LISTEN: Harris allies emphasized the Democratic nominee's economic agenda, while slamming Project 2025. GPB's Benjamin Payne reports.

Georgia State Senator Derek Mallow, at left, speaks during a news conference in Savannah on Aug. 27, 2024, about Vice President Kamala Harris's housing affordability plans.
Caption

Georgia State Senator Derek Mallow, at left, speaks during a news conference in Savannah on Aug. 27, 2024, about Vice President Kamala Harris's housing affordability plans.

Credit: Benjamin Payne / GPB News

Savannah Democrats gathered Tuesday to highlight Vice President Kamala Harris's housing affordability proposals, as supporters get ready to welcome Harris to the city on Thursday for a campaign rally.

Elected officials and campaign volunteers held a news conference outside the Live Oak Landing low-income senior housing complex on the city's east side to share Harris's plans to lower the cost of housing, including through a $25,000 down payment assistance program for first-time homebuyers who have paid their rent on time for two years.

Chatham County Commissioner Aaron Whitely said that there is a shortage of at least 10,000 housing units in Savannah, which “means 10,000 working people who are unable to find safety and stability in their housing. Well, y'all, this November we have a choice to turn this around and choose a future where working families in Savannah have the freedom of a safe and stable place to call home.”

Calling Harris's policy wishlist “the boldest housing plan in our generation,” Coastal Empire Habitat for Humanity interim chief financial officer Monisha Johnson-Scott commended Harris for her calls to increase the nation's housing supply by 3 million units and to create the first-ever tax incentive for homebuilders who construct starter homes sold to first-time homebuyers.

“American families now have to compete with corporate investors to buy homes, which is completely unfair,” said Johnson-Scott, who spoke in her personal capacity and not on behalf of Coastal Empire Habitat for Humanity. “With more than 20% of Savannah residents living in poverty, it is estimated that nearly 21,000 households cannot afford quality housing.”

Georgia State Senator Derek Mallow pointed to Harris's middle-class upbringing in a single-parent household, saying that she can personally relate to the economic challenges many face.

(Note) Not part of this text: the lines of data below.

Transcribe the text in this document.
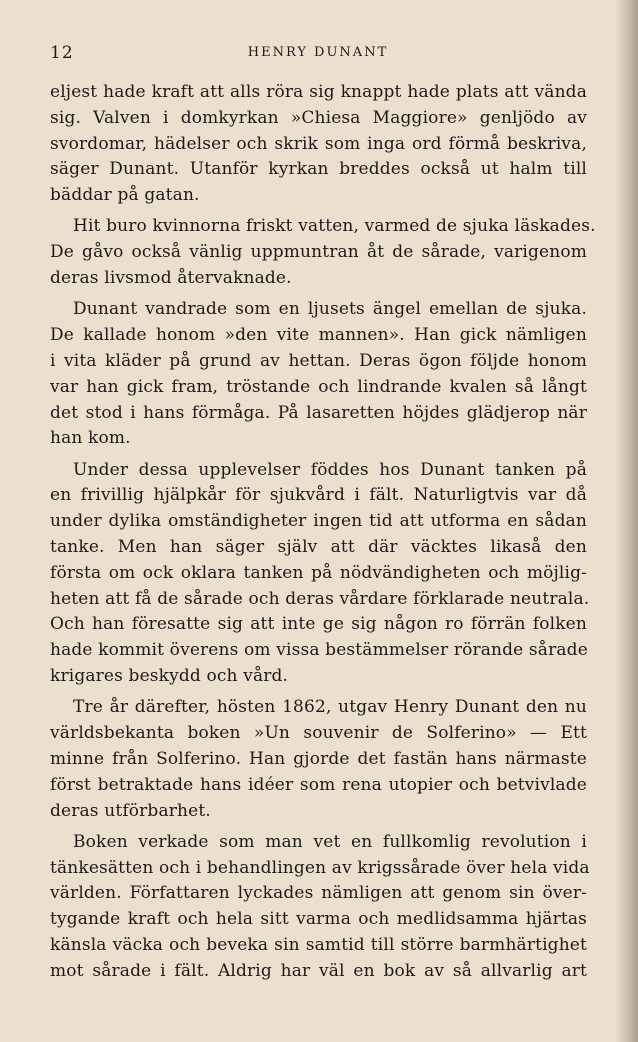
12	HENRY DUNANT
eljest hade kraft att alls röra sig knappt hade plats att vända
sig. Valven i domkyrkan »Chiesa Maggiore» genljödo av
svordomar, hädelser och skrik som inga ord förmå beskriva,
säger Dunant. Utanför kyrkan breddes också ut halm till
bäddar på gatan.
Hit buro kvinnorna friskt vatten, varmed de sjuka läskades.
De gåvo också vänlig uppmuntran åt de sårade, varigenom
deras livsmod återvaknade.
Dunant vandrade som en ljusets ängel emellan de sjuka.
De kallade honom »den vite mannen». Han gick nämligen
i vita kläder på grund av hettan. Deras ögon följde honom
var han gick fram, tröstande och lindrande kvalen så långt
det stod i hans förmåga. På lasaretten höjdes glädjerop när
han kom.
Under dessa upplevelser föddes hos Dunant tanken på
en frivillig hjälpkår för sjukvård i fält. Naturligtvis var då
under dylika omständigheter ingen tid att utforma en sådan
tanke. Men han säger själv att där väcktes likaså den
första om ock oklara tanken på nödvändigheten och möjlig-
heten att få de sårade och deras vårdare förklarade neutrala.
Och han föresatte sig att inte ge sig någon ro förrän folken
hade kommit överens om vissa bestämmelser rörande sårade
krigares beskydd och vård.
Tre år därefter, hösten 1862, utgav Henry Dunant den nu
världsbekanta boken »Un souvenir de Solferino» — Ett
minne från Solferino. Han gjorde det fastän hans närmaste
först betraktade hans idéer som rena utopier och betvivlade
deras utförbarhet.
Boken verkade som man vet en fullkomlig revolution i
tänkesätten och i behandlingen av krigssårade över hela vida
världen. Författaren lyckades nämligen att genom sin över-
tygande kraft och hela sitt varma och medlidsamma hjärtas
känsla väcka och beveka sin samtid till större barmhärtighet
mot sårade i fält. Aldrig har väl en bok av så allvarlig art
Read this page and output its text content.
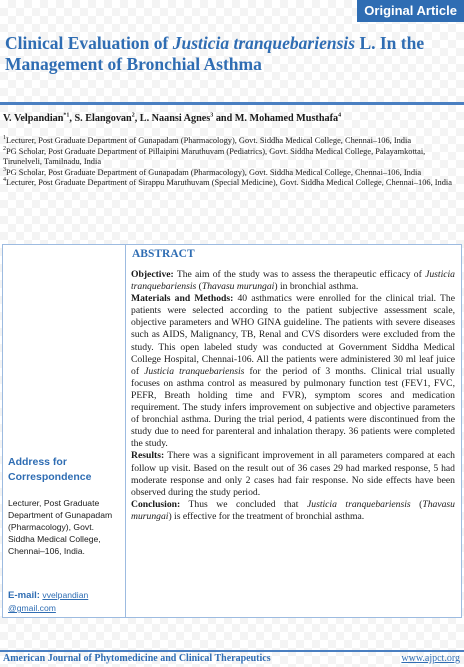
Original Article
Clinical Evaluation of Justicia tranquebariensis L. In the Management of Bronchial Asthma
V. Velpandian$^{*1}$, S. Elangovan$^2$, L. Naansi Agnes$^3$ and M. Mohamed Musthafa$^4$

$^1$Lecturer, Post Graduate Department of Gunapadam (Pharmacology), Govt. Siddha Medical College, Chennai–106, India

$^2$PG Scholar, Post Graduate Department of Pillaipini Maruthuvam (Pediatrics), Govt. Siddha Medical College, Palayamkottai, Tirunelveli, Tamilnadu, India

$^3$PG Scholar, Post Graduate Department of Gunapadam (Pharmacology), Govt. Siddha Medical College, Chennai–106, India

$^4$Lecturer, Post Graduate Department of Sirappu Maruthuvam (Special Medicine), Govt. Siddha Medical College, Chennai–106, India

Address for Correspondence
Lecturer, Post Graduate Department of Gunapadam (Pharmacology), Govt. Siddha Medical College, Chennai–106, India.
E-mail: vvelpandian @gmail.com
ABSTRACT

Objective: The aim of the study was to assess the therapeutic efficacy of Justicia tranquebariensis (Thavasu murungai) in bronchial asthma.

Materials and Methods: 40 asthmatics were enrolled for the clinical trial. The patients were selected according to the patient subjective assessment scale, objective parameters and WHO GINA guideline. The patients with severe diseases such as AIDS, Malignancy, TB, Renal and CVS disorders were excluded from the study. This open labeled study was conducted at Government Siddha Medical College Hospital, Chennai-106. All the patients were administered 30 ml leaf juice of Justicia tranquebariensis for the period of 3 months. Clinical trial usually focuses on asthma control as measured by pulmonary function test (FEV1, FVC, PEFR, Breath holding time and FVR), symptom scores and medication requirement. The study infers improvement on subjective and objective parameters of bronchial asthma. During the trial period, 4 patients were discontinued from the study due to need for parenteral and inhalation therapy. 36 patients were completed the study.

Results: There was a significant improvement in all parameters compared at each follow up visit. Based on the result out of 36 cases 29 had marked response, 5 had moderate response and only 2 cases had fair response. No side effects have been observed during the study period.

Conclusion: Thus we concluded that Justicia tranquebariensis (Thavasu murungai) is effective for the treatment of bronchial asthma.

American Journal of Phytomedicine and Clinical Therapeutics	www.ajpct.org
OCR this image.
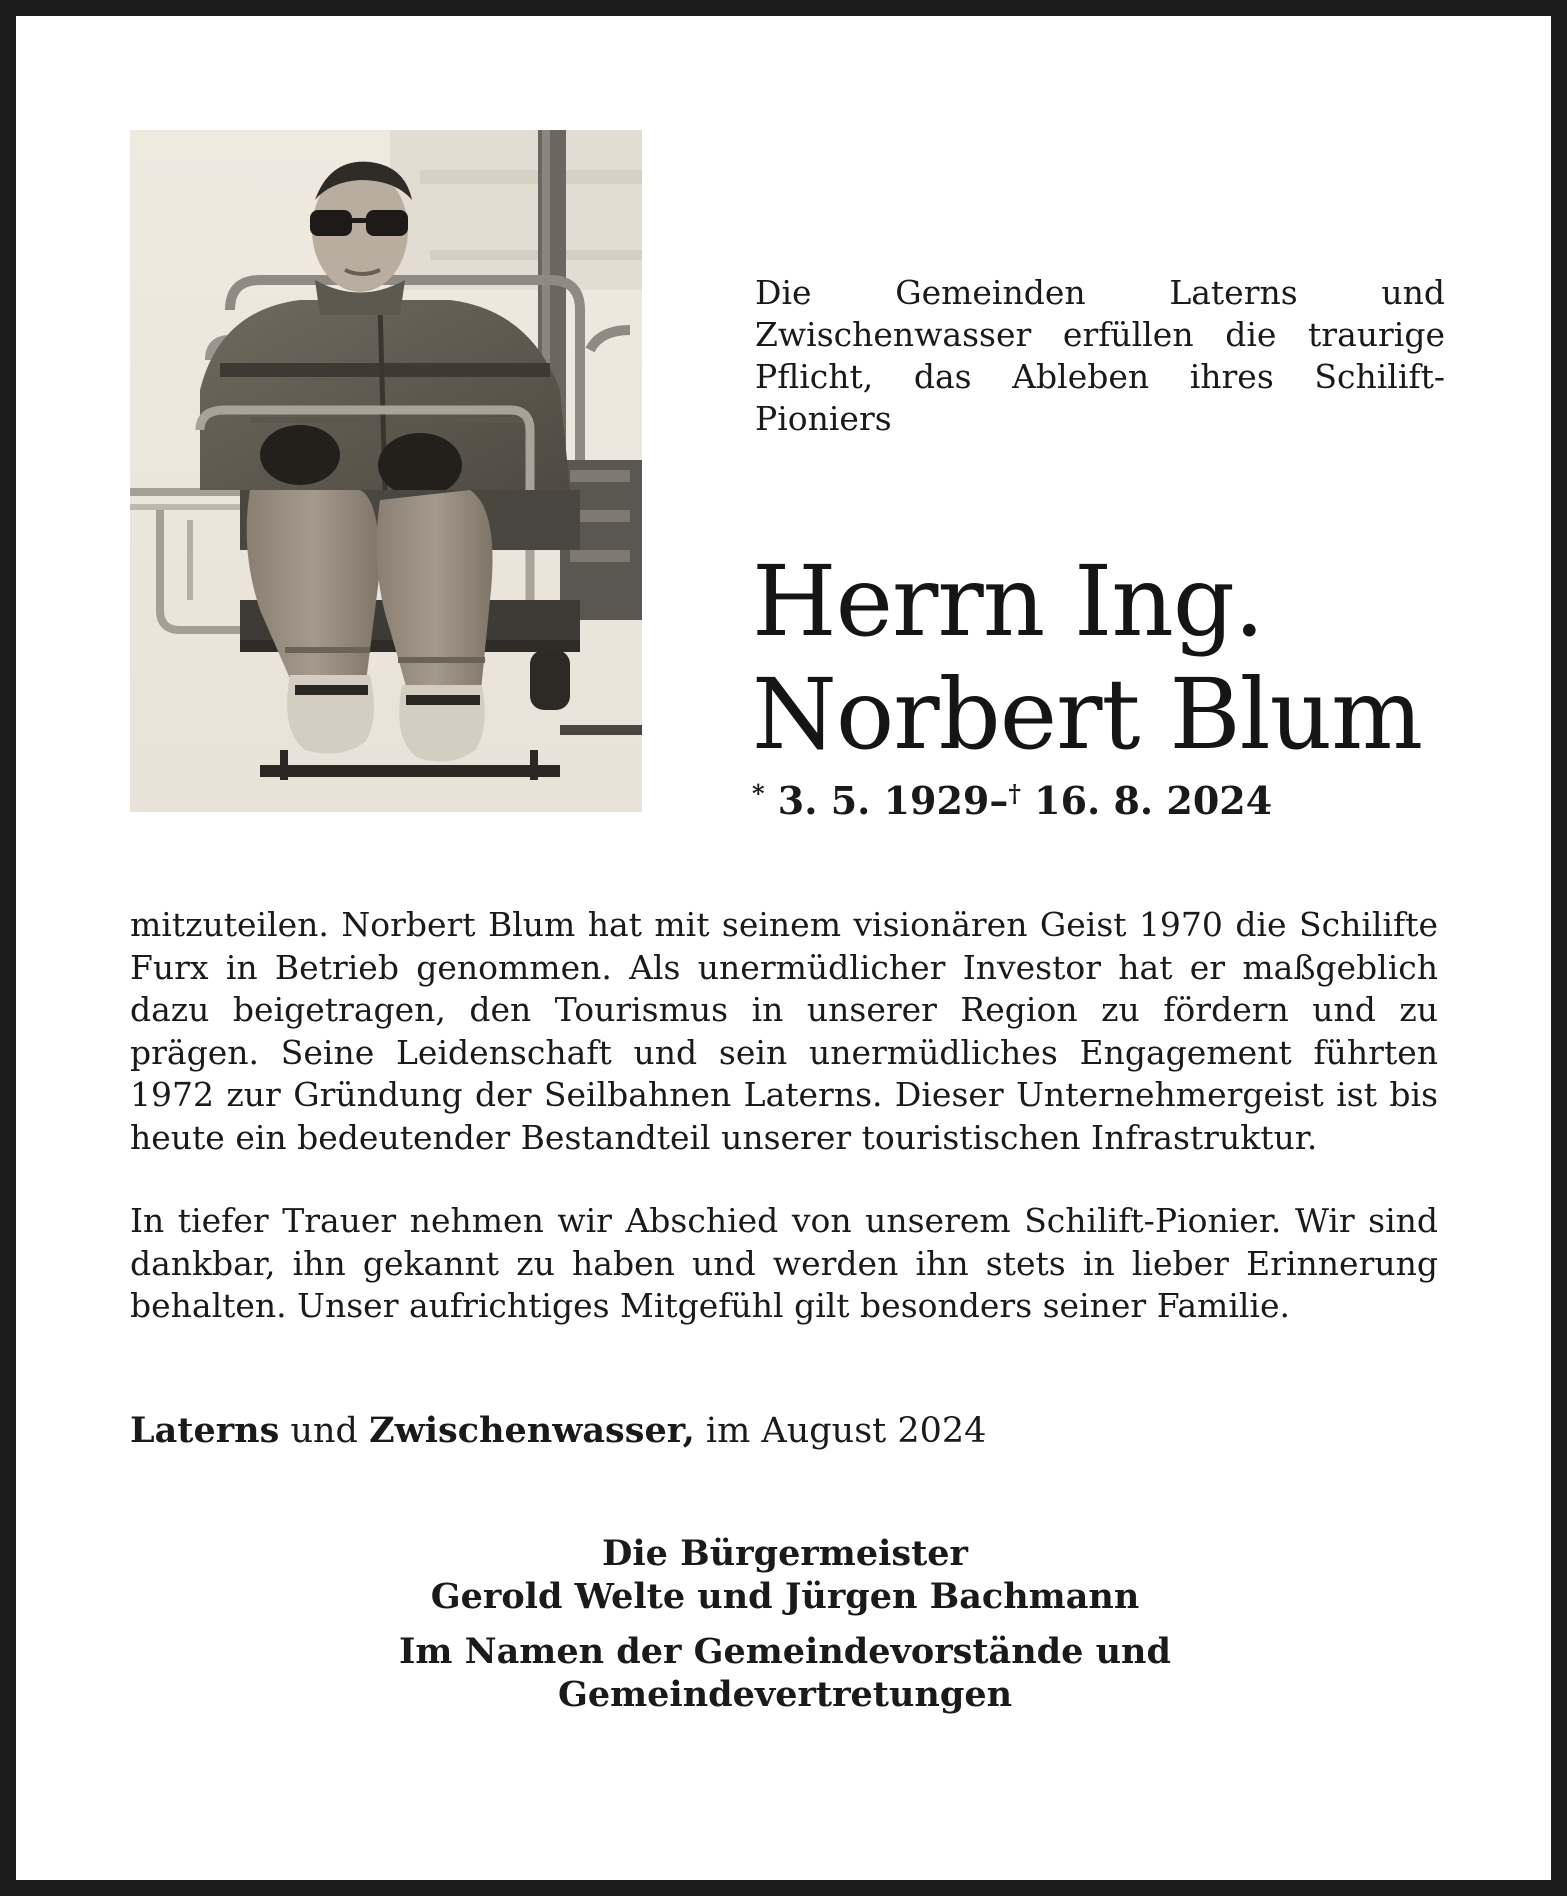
Die Gemeinden Laterns und Zwischenwasser erfüllen die traurige Pflicht, das Ableben ihres Schilift-Pioniers
Herrn Ing.
Norbert Blum
* 3. 5. 1929–† 16. 8. 2024
mitzuteilen. Norbert Blum hat mit seinem visionären Geist 1970 die Schilifte Furx in Betrieb genommen. Als unermüdlicher Investor hat er maßgeblich dazu beigetragen, den Tourismus in unserer Region zu fördern und zu prägen. Seine Leidenschaft und sein unermüdliches Engagement führten 1972 zur Gründung der Seilbahnen Laterns. Dieser Unternehmergeist ist bis heute ein bedeutender Bestandteil unserer touristischen Infrastruktur.
In tiefer Trauer nehmen wir Abschied von unserem Schilift-Pionier. Wir sind dankbar, ihn gekannt zu haben und werden ihn stets in lieber Erinnerung behalten. Unser aufrichtiges Mitgefühl gilt besonders seiner Familie.
Laterns und Zwischenwasser, im August 2024
Die Bürgermeister
Gerold Welte und Jürgen Bachmann
Im Namen der Gemeindevorstände und
Gemeindevertretungen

“She worked a summer job at McDonald's,” he said. “I worked at McDonald's myself, and I know how hard it is at McDonald's to be on the grill, in the fryer. So, Vice President Harris understands what many families in Savannah and Georgia are struggling with.”

The speakers contrasted Harris's plans with those featured in Project 2025, a conservative blueprint written by several former Trump administration officials outlining their priorities for a second term in office.

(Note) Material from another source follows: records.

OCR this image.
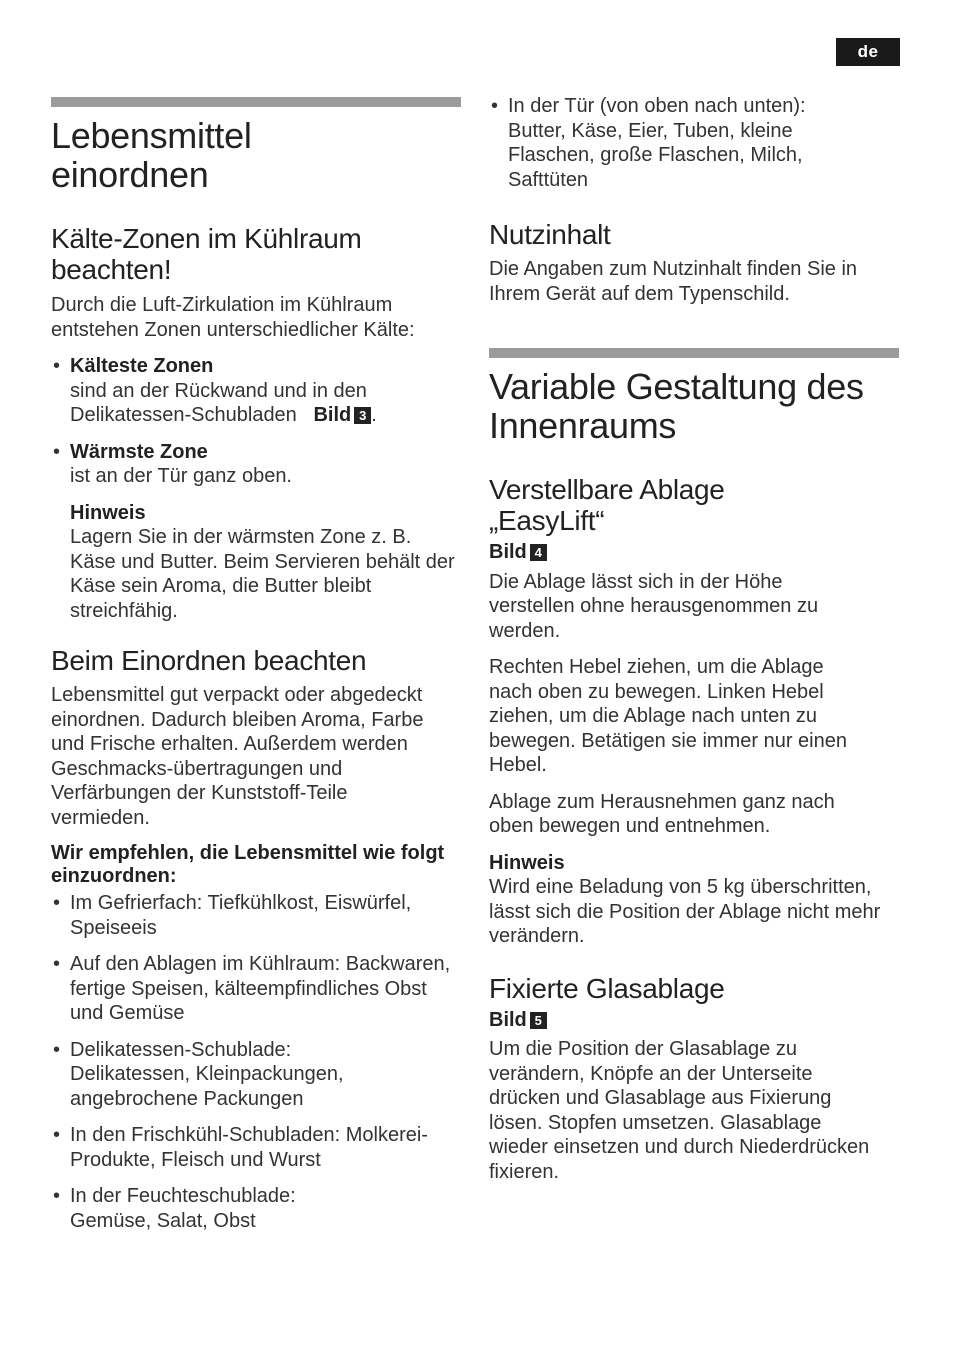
de
Lebensmittel einordnen
Kälte-Zonen im Kühlraum beachten!

Durch die Luft-Zirkulation im Kühlraum entstehen Zonen unterschiedlicher Kälte:

• Kälteste Zonen
sind an der Rückwand und in den Delikatessen-Schubladen Bild 3 .
• Wärmste Zone
ist an der Tür ganz oben.
Hinweis
Lagern Sie in der wärmsten Zone z. B. Käse und Butter. Beim Servieren behält der Käse sein Aroma, die Butter bleibt streichfähig.
Beim Einordnen beachten

Lebensmittel gut verpackt oder abgedeckt einordnen. Dadurch bleiben Aroma, Farbe und Frische erhalten. Außerdem werden Geschmacks-übertragungen und Verfärbungen der Kunststoff-Teile vermieden.

Wir empfehlen, die Lebensmittel wie folgt einzuordnen:

• Im Gefrierfach: Tiefkühlkost, Eiswürfel, Speiseeis
• Auf den Ablagen im Kühlraum: Backwaren, fertige Speisen, kälteempfindliches Obst und Gemüse
• Delikatessen-Schublade: Delikatessen, Kleinpackungen, angebrochene Packungen
• In den Frischkühl-Schubladen: Molkerei-Produkte, Fleisch und Wurst
• In der Feuchteschublade: Gemüse, Salat, Obst
• In der Tür (von oben nach unten): Butter, Käse, Eier, Tuben, kleine Flaschen, große Flaschen, Milch, Safttüten
Nutzinhalt

Die Angaben zum Nutzinhalt finden Sie in Ihrem Gerät auf dem Typenschild.

Variable Gestaltung des Innenraums
Verstellbare Ablage „EasyLift“
Bild 4

Die Ablage lässt sich in der Höhe verstellen ohne herausgenommen zu werden.

Rechten Hebel ziehen, um die Ablage nach oben zu bewegen. Linken Hebel ziehen, um die Ablage nach unten zu bewegen. Betätigen sie immer nur einen Hebel.

Ablage zum Herausnehmen ganz nach oben bewegen und entnehmen.

Hinweis

Wird eine Beladung von 5 kg überschritten, lässt sich die Position der Ablage nicht mehr verändern.

Fixierte Glasablage
Bild 5

Um die Position der Glasablage zu verändern, Knöpfe an der Unterseite drücken und Glasablage aus Fixierung lösen. Stopfen umsetzen. Glasablage wieder einsetzen und durch Niederdrücken fixieren.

The document's chapter on the Department of Housing and Urban Development was written by Dr. Ben Carson, who served as HUD secretary during Trump's presidency. In it, Carson calls for the elimination of many HUD programs, including a federal fund to increase the nation's housing supply for low-income Americans and a task force to combat racial discrimination in real estate appraisals.

Trump has recently tried to distance himself from Project 2025, but Mallow said that he believes the document serves as an accurate summary of Trump's priorities.

“Folks should wake up and look at Project 2025 as a threat to democracy, because it is,” he said. “And those can deny that they had a part in it or writing it. But my grandmother would always tell me, ‘Something in the milk just ain't clean.’”

Harris and her vice presidential running mate, Minnesota Gov. Tim Walz, are scheduled to visit Southeast Georgia on a Wednesday bus tour, before Harris holds a rally in Savannah on Thursday evening, one week after she formally accepted her party's nomination for president at the Democratic National Convention in Chicago.

The times and locations for the events have not been announced. Walz will not be in attendance at the Savannah rally.

The two had previously been scheduled to hold a joint rally in Savannah on Aug. 9, shortly after Harris announced Walz as her running mate, but the visit was postponed due to Tropical Storm Debby.

Thursday's rally will be the first time that a general election presidential candidate will have campaigned in Savannah since the 1990s, according to the campaign.

Harris was last in Savannah in February to share efforts by the Biden administration to expand abortion rights.

This story was updated to clarify that Johnson-Scott spoke in her personal capacity and not on behalf of Coastal Empire Habitat for Humanity.